As members of the Vermont Antiquarian Booksellers Association, we have dedicated at least a portion of our lives to the care and maintenance of used and rare books. Our shops preserve books and make them available to new readers.
So it's no surprise that we were horrified to learn of the proposal by the administration of our state's public university to eliminate physical books from the institutions they lead. To paraphrase Cicero, a library without books is like a body without a soul.
Learning should not be conflated with the mere acquisition of information, any more than a college education should end with learning any particular set of skills.
Rather, education - and the books that fill libraries (and, of course, our bookstores) - should be pathways to opening our minds, to developing our curiosity, and to the extraordinary pleasure of pursuing that curiosity to wherever it leads.

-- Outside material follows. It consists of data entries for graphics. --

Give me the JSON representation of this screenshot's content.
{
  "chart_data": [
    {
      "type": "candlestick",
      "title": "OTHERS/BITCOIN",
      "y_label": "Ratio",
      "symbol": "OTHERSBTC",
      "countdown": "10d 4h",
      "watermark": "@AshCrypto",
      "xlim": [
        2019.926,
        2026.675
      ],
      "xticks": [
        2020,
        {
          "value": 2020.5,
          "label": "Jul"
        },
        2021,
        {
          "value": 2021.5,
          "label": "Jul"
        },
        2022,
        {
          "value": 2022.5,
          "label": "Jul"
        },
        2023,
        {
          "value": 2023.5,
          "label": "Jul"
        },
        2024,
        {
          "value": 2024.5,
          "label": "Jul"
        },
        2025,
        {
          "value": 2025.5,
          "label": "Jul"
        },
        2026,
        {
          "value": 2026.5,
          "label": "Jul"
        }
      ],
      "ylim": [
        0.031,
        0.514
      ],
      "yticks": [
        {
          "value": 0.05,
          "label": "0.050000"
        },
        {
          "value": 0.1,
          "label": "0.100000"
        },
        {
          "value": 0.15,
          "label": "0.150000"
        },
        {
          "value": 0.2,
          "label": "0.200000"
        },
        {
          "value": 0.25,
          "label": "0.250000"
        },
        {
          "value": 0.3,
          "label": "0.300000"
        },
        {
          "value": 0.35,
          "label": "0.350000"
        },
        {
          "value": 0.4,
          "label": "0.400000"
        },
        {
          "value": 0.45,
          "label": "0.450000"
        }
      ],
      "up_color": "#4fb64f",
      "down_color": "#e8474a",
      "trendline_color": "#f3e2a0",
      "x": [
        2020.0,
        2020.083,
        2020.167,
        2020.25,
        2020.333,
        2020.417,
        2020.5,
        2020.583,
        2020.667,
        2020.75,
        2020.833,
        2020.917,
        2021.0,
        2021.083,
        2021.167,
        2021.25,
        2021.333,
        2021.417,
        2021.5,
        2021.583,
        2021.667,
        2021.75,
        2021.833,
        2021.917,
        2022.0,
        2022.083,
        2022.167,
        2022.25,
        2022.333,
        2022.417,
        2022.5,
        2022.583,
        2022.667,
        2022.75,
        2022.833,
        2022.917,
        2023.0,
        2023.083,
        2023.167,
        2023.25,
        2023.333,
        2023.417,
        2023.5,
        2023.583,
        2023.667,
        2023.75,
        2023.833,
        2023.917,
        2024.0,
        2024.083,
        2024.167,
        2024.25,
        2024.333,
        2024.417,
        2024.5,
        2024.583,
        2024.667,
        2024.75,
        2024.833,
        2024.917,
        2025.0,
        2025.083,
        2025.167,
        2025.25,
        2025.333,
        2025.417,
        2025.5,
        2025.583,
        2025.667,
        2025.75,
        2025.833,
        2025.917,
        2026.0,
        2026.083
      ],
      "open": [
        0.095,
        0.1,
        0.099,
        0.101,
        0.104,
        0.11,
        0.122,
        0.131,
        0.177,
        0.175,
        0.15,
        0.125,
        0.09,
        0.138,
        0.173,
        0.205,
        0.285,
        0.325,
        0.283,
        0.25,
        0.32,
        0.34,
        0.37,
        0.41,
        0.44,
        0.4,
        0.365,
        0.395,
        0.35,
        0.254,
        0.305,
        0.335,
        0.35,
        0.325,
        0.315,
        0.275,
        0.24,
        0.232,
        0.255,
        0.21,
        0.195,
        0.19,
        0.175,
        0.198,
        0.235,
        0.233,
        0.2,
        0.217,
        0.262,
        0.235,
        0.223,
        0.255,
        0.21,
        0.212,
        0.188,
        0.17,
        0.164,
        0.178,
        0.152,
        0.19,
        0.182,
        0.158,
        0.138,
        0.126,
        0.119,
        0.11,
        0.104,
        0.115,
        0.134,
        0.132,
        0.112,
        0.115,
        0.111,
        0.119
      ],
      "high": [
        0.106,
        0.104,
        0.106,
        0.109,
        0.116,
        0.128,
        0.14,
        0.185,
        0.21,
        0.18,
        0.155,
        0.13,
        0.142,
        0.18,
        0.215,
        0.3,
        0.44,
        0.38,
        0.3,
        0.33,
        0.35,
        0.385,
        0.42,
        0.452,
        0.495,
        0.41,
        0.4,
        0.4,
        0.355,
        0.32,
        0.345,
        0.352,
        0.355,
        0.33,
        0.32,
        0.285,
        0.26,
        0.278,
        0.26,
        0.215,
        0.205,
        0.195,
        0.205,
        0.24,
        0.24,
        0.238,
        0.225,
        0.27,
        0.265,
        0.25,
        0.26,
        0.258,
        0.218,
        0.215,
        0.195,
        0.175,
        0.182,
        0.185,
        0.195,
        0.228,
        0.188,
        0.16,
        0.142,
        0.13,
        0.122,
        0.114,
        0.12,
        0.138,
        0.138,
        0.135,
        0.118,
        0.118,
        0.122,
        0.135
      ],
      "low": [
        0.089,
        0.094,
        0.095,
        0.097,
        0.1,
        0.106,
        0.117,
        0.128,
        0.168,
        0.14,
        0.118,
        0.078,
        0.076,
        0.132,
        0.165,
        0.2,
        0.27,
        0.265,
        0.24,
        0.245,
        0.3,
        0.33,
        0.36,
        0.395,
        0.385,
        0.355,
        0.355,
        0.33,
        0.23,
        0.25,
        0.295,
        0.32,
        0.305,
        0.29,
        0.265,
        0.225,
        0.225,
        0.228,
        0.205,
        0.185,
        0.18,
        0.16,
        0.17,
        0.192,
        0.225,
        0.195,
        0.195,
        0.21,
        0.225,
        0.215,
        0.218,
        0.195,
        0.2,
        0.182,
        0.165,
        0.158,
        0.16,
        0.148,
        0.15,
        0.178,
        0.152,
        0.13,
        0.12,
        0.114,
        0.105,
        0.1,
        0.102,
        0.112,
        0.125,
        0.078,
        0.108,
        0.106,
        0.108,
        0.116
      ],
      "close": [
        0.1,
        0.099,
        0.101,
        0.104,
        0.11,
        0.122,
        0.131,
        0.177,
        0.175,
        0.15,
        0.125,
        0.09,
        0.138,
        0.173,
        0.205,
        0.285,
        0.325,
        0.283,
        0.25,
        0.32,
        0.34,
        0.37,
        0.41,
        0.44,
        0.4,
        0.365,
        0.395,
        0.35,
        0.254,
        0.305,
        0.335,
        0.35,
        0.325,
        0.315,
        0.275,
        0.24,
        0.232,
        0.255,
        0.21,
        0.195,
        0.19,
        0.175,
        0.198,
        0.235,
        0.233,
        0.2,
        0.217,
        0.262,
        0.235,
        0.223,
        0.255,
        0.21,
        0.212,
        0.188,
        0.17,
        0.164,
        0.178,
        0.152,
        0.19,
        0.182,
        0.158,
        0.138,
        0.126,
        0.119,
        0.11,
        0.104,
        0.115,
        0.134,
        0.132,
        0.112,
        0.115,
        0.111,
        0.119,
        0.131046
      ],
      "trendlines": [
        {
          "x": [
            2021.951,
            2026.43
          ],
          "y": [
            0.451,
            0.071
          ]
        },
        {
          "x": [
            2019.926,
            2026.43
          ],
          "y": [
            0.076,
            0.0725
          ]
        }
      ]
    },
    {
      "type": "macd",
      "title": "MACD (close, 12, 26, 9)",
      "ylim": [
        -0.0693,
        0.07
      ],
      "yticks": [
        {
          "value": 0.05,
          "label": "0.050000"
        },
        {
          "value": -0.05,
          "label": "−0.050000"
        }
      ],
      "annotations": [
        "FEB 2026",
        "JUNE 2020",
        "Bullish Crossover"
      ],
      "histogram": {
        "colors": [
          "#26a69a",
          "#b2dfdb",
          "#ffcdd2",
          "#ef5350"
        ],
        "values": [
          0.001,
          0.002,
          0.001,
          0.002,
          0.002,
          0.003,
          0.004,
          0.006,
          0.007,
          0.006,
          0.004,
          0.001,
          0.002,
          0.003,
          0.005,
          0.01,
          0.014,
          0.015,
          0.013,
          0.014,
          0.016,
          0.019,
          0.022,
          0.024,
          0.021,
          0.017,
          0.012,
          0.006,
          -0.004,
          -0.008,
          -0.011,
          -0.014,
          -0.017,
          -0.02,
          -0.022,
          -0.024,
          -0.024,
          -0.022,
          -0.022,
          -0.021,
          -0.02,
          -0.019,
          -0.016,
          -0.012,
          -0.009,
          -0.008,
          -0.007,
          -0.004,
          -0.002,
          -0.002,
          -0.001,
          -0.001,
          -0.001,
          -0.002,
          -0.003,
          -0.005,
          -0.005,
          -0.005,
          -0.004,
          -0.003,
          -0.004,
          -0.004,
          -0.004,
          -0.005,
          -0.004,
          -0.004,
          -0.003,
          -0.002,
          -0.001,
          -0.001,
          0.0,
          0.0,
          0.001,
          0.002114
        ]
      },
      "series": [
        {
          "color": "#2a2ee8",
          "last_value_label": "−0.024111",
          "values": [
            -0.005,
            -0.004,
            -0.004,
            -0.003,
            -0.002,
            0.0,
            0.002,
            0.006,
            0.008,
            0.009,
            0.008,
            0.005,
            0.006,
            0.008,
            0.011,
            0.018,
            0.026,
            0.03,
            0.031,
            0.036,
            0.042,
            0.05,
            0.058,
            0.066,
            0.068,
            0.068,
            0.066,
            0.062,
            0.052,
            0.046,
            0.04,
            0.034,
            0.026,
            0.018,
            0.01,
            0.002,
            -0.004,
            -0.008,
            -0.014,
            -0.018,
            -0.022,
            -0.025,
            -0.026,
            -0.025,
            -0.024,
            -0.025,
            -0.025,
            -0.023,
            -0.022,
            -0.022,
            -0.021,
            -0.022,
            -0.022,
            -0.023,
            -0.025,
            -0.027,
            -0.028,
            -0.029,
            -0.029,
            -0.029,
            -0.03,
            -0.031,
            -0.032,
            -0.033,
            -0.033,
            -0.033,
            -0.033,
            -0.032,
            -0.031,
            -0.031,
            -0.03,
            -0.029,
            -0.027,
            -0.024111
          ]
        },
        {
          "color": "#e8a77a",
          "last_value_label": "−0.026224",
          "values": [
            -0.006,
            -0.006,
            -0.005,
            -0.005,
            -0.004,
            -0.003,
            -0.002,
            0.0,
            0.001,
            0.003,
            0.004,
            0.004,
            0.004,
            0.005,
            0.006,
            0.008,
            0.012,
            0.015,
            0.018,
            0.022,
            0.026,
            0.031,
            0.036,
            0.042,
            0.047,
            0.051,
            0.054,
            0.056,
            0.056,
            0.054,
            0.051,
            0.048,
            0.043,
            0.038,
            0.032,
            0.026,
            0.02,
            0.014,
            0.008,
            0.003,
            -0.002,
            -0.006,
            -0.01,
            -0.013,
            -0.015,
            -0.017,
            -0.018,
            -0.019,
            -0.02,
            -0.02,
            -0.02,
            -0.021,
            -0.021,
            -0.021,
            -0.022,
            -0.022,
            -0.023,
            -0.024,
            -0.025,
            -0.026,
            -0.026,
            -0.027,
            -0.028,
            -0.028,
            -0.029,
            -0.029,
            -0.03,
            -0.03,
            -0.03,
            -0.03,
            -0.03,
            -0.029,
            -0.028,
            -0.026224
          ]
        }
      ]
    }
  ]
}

Information alone - whatever its format - simply cannot do this. The mission of any university is to teach its students how to learn and, if possible, to love learning.
We certainly acknowledge that the digitization of information, and the computers and internet which undergird it, provide enormous benefits not just to students and faculty, but to all. In our times, a university library without access to digital information is unthinkable, but by the same token so, too, is a library without books. This is not an either/or proposition.
It boils down to this. Digital information is a great way to get answers to the questions you've already asked, but only books can stir the imagination to ask the questions you hadn't thought of. Anyone who has tried to browse books on the internet understands this difference.
The book you were looking for may easily be found on the internet, but in a shop or a library, the book you came to find might be sitting next to the one you didn't know existed but ended up changing your life.
Let's give the last word to Stephen Fry: “Books are no more threatened by Kindle than stairs by elevators.”